One advantage over other laser-based hearing devices designed for the outer or middle ear, such as the Earlens, is that the optoacoustic approach would not require a sensor-actuator component be attached to the hearing system (e.g., the ear drum). Similar to the Earlens27,34, since the transmitted energy is light instead of sound, acoustic feedback can be greatly reduced for an optoacoustic-based hearing aid, potentially providing greater frequency bandwidth and sound quality to the patients without requiring full occlusion of the ear canal. In cases where there is damage to certain regions of the middle ear pathway (e.g, ossicular chain and/or the round window niche being not sufficiently accessible), in which the Earlens or conventional middle ear implants may not be suitable, an optoacoustic hearing device could be implanted into the middle ear cavity with a fiber or fiber bundle targeting bone regions beyond the damaged area, especially in cases where there is no reliable location to attach the actuator of a middle ear implant.

There are still several challenges that need to be addressed before an optoacoustic hearing device can be translated into patients. First, an optical fiber or fiber bundle needs to be positioned safely and stably into the ear canal or into the middle ear cavity. One option for the outer ear canal would be to embed the fiber(s) into a vented earpiece that can be inserted into the ear canal or in the inner portions of the concha. The location of the microphone should be positioned as close to the entrance of the ear canal to take advantage of the high-frequency pinna-diffraction, possibly embedding it in the same earpiece, assuming acoustic feedback within the ear canal caused by the vibrating ear drum is minimal34 and needs to be characterized in a future study. Within the middle ear cavity, the fiber(s) could be embedded in a miniaturized and biocompatible guide tube or casing that is fixed to healthy bony wall within the mastoid and the fiber(s) can be oriented towards different portions of the ossicular chain or bony area in close proximity to the inner ear, round window or surrounding bony structures (e.g. promontorium).

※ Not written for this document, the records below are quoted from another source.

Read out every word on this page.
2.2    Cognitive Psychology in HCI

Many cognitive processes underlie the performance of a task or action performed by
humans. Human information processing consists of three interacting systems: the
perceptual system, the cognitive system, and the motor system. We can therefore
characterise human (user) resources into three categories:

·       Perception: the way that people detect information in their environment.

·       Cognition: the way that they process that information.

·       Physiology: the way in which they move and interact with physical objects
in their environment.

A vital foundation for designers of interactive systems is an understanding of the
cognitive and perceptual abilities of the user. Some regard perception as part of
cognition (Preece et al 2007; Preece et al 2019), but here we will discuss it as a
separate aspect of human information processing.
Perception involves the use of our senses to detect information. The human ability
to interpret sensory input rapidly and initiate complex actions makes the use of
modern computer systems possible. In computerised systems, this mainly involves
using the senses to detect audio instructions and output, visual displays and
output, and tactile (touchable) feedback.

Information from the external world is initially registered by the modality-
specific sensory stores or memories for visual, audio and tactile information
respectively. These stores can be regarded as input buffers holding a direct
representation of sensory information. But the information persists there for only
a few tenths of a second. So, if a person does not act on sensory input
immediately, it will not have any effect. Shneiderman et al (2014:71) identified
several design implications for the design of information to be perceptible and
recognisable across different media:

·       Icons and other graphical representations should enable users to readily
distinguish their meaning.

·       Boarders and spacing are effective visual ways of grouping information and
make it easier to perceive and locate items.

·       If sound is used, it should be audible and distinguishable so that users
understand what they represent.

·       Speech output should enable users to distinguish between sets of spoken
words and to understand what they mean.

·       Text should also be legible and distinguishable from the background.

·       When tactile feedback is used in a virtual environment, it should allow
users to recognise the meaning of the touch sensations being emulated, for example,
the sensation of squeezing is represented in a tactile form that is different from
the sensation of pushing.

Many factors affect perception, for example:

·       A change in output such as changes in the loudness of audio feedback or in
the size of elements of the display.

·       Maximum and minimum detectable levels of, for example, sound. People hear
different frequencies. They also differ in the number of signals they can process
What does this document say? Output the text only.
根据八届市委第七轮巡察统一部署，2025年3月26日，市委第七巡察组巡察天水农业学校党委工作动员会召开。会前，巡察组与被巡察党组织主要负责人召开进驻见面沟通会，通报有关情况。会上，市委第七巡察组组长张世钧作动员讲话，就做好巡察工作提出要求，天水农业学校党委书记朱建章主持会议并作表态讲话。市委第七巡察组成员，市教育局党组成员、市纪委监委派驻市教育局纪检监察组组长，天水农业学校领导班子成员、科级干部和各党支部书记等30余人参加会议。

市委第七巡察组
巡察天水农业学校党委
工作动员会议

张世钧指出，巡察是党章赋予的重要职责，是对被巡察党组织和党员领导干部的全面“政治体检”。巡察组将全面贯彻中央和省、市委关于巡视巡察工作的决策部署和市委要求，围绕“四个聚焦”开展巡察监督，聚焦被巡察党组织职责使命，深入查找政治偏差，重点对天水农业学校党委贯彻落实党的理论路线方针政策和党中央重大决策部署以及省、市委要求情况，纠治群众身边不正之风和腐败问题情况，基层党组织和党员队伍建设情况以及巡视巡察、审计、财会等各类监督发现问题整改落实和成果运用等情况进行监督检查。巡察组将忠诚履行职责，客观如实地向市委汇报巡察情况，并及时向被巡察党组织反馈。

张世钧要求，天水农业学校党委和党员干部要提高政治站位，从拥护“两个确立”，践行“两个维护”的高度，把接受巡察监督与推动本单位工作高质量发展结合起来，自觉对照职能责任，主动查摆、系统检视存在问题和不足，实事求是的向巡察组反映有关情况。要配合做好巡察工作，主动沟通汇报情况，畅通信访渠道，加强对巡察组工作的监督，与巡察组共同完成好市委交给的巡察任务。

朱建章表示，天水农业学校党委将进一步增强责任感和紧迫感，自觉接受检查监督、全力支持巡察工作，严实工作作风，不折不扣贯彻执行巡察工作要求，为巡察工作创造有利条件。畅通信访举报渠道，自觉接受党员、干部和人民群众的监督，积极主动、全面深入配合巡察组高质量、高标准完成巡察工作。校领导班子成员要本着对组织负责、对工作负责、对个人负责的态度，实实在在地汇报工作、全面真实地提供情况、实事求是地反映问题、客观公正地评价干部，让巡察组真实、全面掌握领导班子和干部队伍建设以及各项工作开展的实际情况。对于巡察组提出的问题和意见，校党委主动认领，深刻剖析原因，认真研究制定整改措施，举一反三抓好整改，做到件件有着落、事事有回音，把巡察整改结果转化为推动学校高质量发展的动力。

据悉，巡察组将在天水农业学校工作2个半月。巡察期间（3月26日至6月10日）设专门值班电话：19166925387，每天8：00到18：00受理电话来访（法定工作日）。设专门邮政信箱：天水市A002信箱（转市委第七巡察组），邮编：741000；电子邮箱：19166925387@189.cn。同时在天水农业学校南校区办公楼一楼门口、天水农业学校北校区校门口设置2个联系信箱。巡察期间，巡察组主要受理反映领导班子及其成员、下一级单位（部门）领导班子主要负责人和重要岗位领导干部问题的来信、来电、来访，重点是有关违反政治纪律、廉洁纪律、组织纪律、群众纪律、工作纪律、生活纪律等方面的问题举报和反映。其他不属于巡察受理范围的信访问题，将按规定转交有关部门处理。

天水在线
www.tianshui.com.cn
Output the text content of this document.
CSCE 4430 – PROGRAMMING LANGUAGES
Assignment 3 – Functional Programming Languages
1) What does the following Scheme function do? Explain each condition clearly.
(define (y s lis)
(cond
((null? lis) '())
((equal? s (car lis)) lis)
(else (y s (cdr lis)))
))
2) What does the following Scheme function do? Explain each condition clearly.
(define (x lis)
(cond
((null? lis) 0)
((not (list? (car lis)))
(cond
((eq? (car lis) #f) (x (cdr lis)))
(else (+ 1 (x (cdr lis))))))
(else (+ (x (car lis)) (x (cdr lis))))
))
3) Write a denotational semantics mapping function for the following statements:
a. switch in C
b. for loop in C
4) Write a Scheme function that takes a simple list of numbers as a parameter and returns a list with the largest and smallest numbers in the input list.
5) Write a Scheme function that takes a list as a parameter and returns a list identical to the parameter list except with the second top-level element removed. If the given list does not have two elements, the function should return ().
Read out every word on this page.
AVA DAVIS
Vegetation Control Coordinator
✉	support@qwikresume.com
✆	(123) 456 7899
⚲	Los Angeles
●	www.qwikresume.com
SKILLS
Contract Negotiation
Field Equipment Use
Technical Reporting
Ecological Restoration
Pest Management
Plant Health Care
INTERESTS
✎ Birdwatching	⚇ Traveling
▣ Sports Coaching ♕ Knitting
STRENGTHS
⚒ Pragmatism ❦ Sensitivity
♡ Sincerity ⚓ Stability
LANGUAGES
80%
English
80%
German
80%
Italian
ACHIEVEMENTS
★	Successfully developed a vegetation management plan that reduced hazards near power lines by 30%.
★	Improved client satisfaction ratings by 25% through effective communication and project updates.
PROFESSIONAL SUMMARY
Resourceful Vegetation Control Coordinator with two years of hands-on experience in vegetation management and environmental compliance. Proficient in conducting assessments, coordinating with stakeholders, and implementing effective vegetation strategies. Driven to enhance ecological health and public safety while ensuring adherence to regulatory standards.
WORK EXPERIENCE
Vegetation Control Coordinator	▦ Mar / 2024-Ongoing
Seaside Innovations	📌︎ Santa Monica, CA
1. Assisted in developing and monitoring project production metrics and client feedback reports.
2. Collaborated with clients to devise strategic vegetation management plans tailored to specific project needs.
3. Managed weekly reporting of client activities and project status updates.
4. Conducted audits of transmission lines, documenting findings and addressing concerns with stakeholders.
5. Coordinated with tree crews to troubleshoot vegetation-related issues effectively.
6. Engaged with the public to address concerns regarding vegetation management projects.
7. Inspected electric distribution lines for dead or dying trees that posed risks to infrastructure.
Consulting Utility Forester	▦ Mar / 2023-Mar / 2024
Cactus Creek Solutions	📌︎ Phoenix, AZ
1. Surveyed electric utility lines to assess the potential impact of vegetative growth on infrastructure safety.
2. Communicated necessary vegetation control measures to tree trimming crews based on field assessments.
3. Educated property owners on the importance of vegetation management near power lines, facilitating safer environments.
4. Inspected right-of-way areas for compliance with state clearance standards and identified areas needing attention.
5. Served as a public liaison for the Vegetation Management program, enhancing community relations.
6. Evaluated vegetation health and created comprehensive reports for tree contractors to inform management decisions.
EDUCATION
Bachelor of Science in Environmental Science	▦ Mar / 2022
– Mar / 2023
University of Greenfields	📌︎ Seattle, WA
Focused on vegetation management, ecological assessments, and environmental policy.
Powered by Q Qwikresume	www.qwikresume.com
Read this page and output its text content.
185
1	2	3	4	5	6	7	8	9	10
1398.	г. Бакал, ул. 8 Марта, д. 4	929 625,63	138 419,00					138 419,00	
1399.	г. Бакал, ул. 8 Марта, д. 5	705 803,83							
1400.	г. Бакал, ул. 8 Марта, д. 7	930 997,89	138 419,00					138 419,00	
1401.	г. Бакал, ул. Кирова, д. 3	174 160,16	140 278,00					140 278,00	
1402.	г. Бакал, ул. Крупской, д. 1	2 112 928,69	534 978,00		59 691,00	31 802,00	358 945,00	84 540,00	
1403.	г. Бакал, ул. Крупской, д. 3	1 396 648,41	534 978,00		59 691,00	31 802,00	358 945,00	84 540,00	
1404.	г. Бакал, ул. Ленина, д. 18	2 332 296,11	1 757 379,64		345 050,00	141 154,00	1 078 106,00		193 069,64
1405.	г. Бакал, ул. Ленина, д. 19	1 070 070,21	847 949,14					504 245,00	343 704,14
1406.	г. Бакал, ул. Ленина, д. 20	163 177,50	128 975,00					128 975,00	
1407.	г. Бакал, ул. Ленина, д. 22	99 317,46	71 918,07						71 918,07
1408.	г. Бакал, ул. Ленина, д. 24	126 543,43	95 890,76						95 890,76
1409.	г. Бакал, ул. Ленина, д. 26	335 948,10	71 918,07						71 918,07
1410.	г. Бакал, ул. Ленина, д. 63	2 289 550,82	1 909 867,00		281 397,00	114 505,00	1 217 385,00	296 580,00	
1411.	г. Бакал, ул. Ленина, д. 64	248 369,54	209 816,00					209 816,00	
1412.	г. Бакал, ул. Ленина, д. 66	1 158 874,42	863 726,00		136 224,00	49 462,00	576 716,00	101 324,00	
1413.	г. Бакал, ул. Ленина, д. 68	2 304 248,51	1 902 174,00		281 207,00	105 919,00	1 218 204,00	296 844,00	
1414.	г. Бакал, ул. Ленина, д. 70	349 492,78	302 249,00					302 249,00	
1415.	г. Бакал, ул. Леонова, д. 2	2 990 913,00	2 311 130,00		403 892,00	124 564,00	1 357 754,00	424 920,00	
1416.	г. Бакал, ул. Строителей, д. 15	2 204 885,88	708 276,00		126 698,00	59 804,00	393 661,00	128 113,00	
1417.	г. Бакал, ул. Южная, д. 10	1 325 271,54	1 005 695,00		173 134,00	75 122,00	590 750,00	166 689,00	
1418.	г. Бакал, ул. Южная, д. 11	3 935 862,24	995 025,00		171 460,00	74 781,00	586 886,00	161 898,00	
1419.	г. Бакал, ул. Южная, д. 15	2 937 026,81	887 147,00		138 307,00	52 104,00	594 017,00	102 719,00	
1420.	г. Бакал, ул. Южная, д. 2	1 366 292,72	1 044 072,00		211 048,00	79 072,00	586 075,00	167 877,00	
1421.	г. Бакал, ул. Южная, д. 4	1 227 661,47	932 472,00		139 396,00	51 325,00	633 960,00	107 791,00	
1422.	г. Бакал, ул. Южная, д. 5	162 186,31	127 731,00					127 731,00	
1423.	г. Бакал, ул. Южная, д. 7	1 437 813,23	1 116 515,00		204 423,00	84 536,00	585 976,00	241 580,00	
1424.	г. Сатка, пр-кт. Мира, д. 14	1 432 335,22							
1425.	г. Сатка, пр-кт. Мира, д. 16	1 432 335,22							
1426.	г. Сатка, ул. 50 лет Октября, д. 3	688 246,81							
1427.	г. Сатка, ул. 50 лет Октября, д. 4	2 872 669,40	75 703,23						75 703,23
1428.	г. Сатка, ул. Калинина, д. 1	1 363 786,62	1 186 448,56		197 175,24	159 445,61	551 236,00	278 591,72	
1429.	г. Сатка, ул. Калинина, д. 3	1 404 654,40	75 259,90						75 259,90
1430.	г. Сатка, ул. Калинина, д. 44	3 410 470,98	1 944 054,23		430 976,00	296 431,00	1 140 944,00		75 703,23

Second, a stimulation strategy is needed that can transmit complex signal patterns, such as speech and music, to the outer and middle ear structures. The fact that we were able to reliably predict the measured vibratory response at the ear drum level using a LTI modelling approach (i.e., based on a linear, time-invariant assumption) provides optimism that the results observed in our study with simple pure tones and sinusoid modulated laser pulse sequences may reasonably translate to more complex inputs, in which those complex signals can be modelled as a sum of pure tones in a LTI framework. The brain is undoubtedly a non-linear system, and thus further experiments will still need to be pursued to assess how the responses in the ICC and auditory cortex, as well as hearing perception, actually compares between the complex acoustic inputs and the laser pulse sequences modulated by those complex inputs (e.g., by the envelope and/or fine structure features of those inputs). Third, we need to determine the safe range of levels of optoacoustic stimulation within the outer and middle ear and if the maximum level is sufficient to provide a wide dynamic range for useful hearing. Finally, we need to calculate the total energy required to drive an optoacoustic hearing device and to minimize overall consumption to ensure the device can last at least for a full day with daily charging of the device overnight.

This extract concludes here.